Nearly three-quarters of people working in the UK advertising industry are aged 44 and under, according to new research.
Of 16,000 respondents, the largest-ever survey of the UK advertising industry, results show that people from the two age brackets of 25-34 and 35-44 years make up the vast majority of the workforce. This compares with just under half of the UK working population falling into either of these brackets.
As a result, an industry-wide Action Plan has been set up to address anti-ageism within the workforce, and for greater representation of a diverse range of ages in advertising campaigns.
Called the All In census, the survey was launched by the Advertising Association, the Institute of Practitioners in Advertising and the ISBA on 10 March 2021 to improve inclusion in the industry.

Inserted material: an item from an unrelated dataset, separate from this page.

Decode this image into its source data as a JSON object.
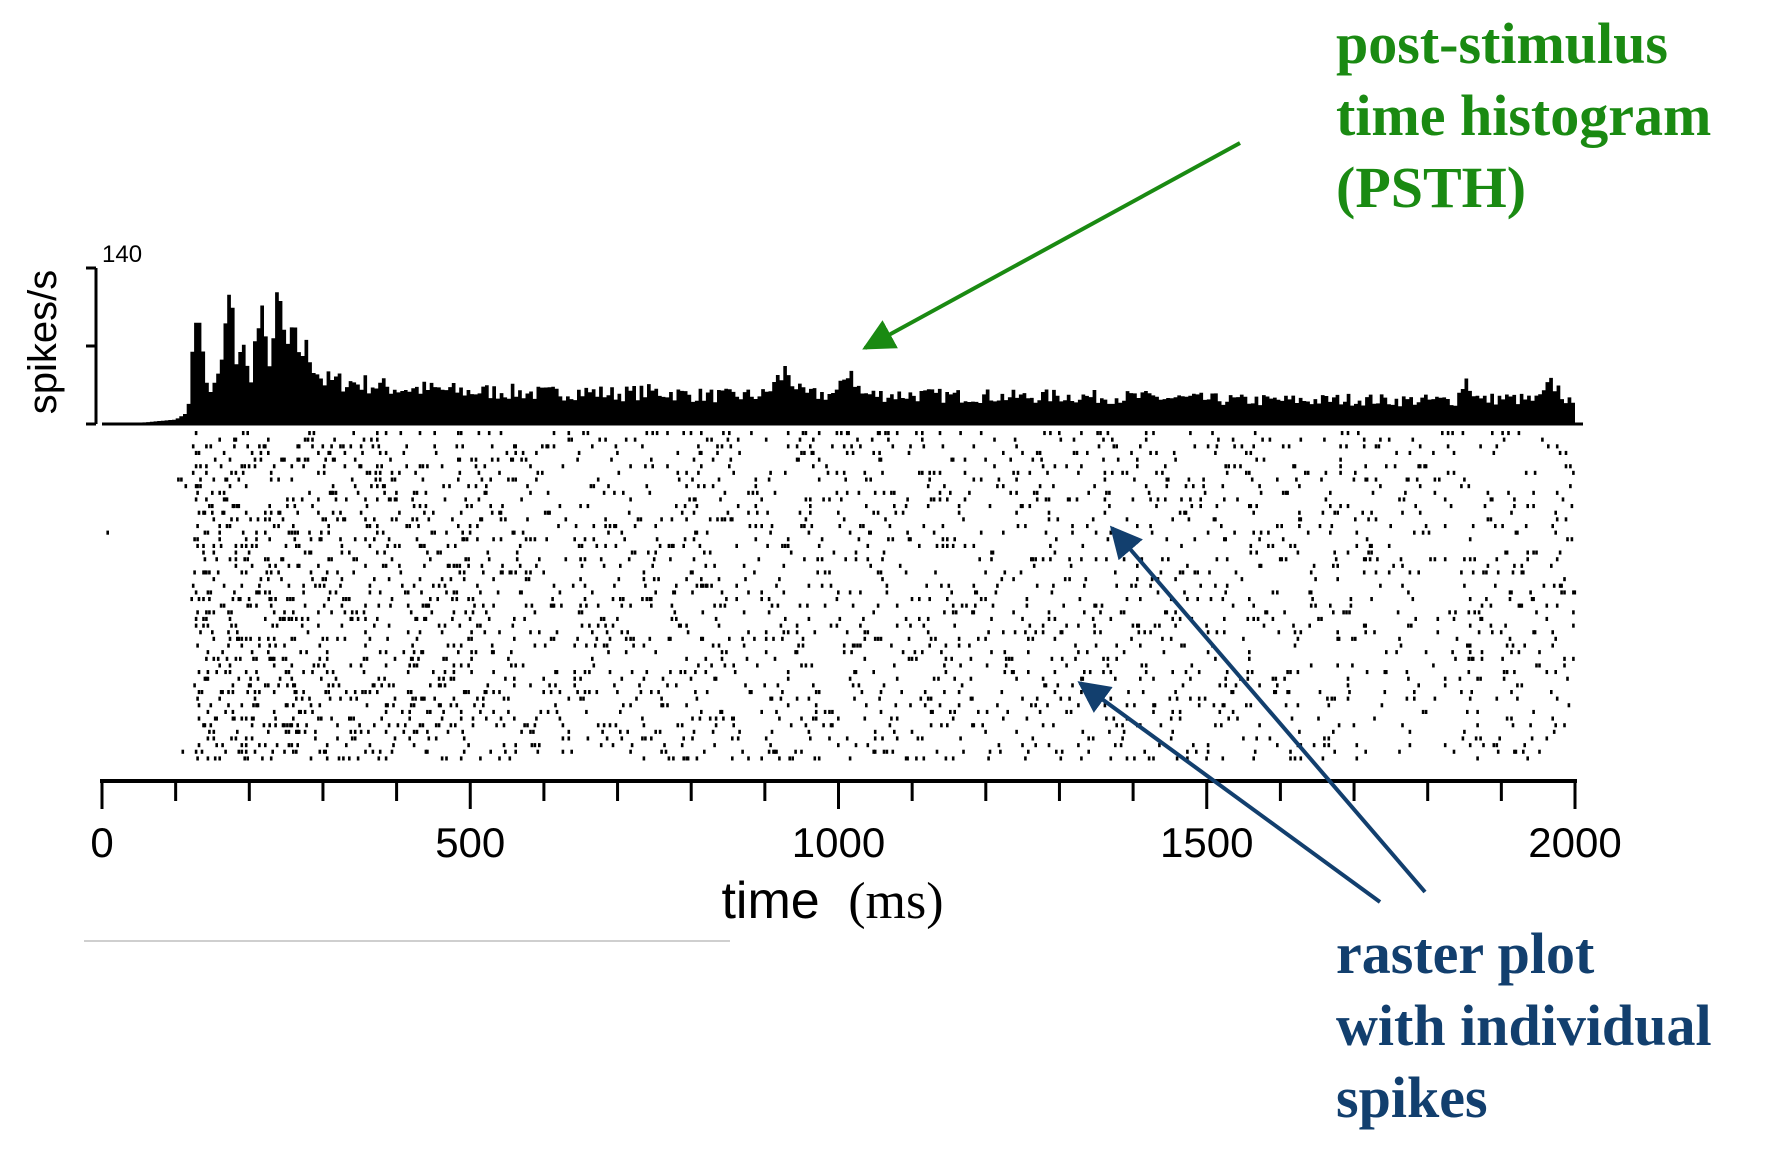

In addition to this, Channel 4 has investigated ageism in television adverts.
With YouGov, it commissioned independent research called Mirror on the Industry.
“We were established in order to ‘stand up for diversity and champion unheard voices’, meaning that this is at the heart of everything we do,” said a spokesperson for Channel 4.
The research found that only 29 per cent of television adverts feature people over the age of 50 and just 12 per cent of these characters are in lead roles.
Women are less likely than men to be portrayed as older characters and the research indicates that fifty-plus female characters are more likely to be stereotyped.
In response to this, Channel 4 has announced that its annual Diversity in Advertising Award will this year focus on ageism. The UK’s youngest-skewing broadcaster is offering £1m of commercial advertising airtime, plus a bespoke social media campaign worth £100k.
The Awards are calling for brands to modernise representation of all age groups – from young to old – in a non-stereotypical way, whilst also demonstrating intersectionality of age with gender, sexuality, disability, or ethnicity.
Previous winning campaigns have focussed on disability (Maltesers), mental health (Lloyds Bank), the portrayal of women in the media (RAF), the lack of representation and stereotyping of the LGBTQ+ community (Starbucks), and Black, Asian & Minority Ethnic Culture (EA Sports).
Competition entries must be submitted by 4pm on 26th August. The winner and runners up will be announced in October with the campaign airing on Channel 4 in early 2022. To enter, go to: www.4sales.com/diversityaward
The advertising industry’s All In Census also addressed other issues in the advertising industry including the retention of Black talent, the improvement of the experience of disabled people in the advertising workforce and greater working-class representation and from those who attended state rather than private school.
The All In Census aimed to bring together the entire UK advertising industry on one day to share experiences of the workplace. More than 10,000 responses were received on 10 March.
The census took into account responses from creative, media and marketing agencies, advertisers, media owners, tech platforms and production companies. Organisations that participated include C4, Dentsu, Facebook, Global, Google, ITV, Omnicom Media, Publicis Groupe, P&G and WPP as well as major industry trade bodies such as IAB, DMA, NMA and PPA cascading to their members.
The survey has inspired international research, with the industry trade bodies of 22 countries taking part.
“Currently, £6 billion is spent globally on DE&I initiatives and yet progress is relatively slow,” said Sharon Lloyd Barnes, Commercial Director of the Advertising Association.
“We believe that by changing our workplace, we not only ensure that more people feel they belong and have an opportunity to progress in their career, but the work we create will more authentically represent the diverse society we serve.”
Caroline Dineage, Minister for Digital & Culture, DCMS, says: “The All In Census marks a pivotal moment in improving representation across the advertising landscape. We now have some powerful data from which we can benchmark progress.”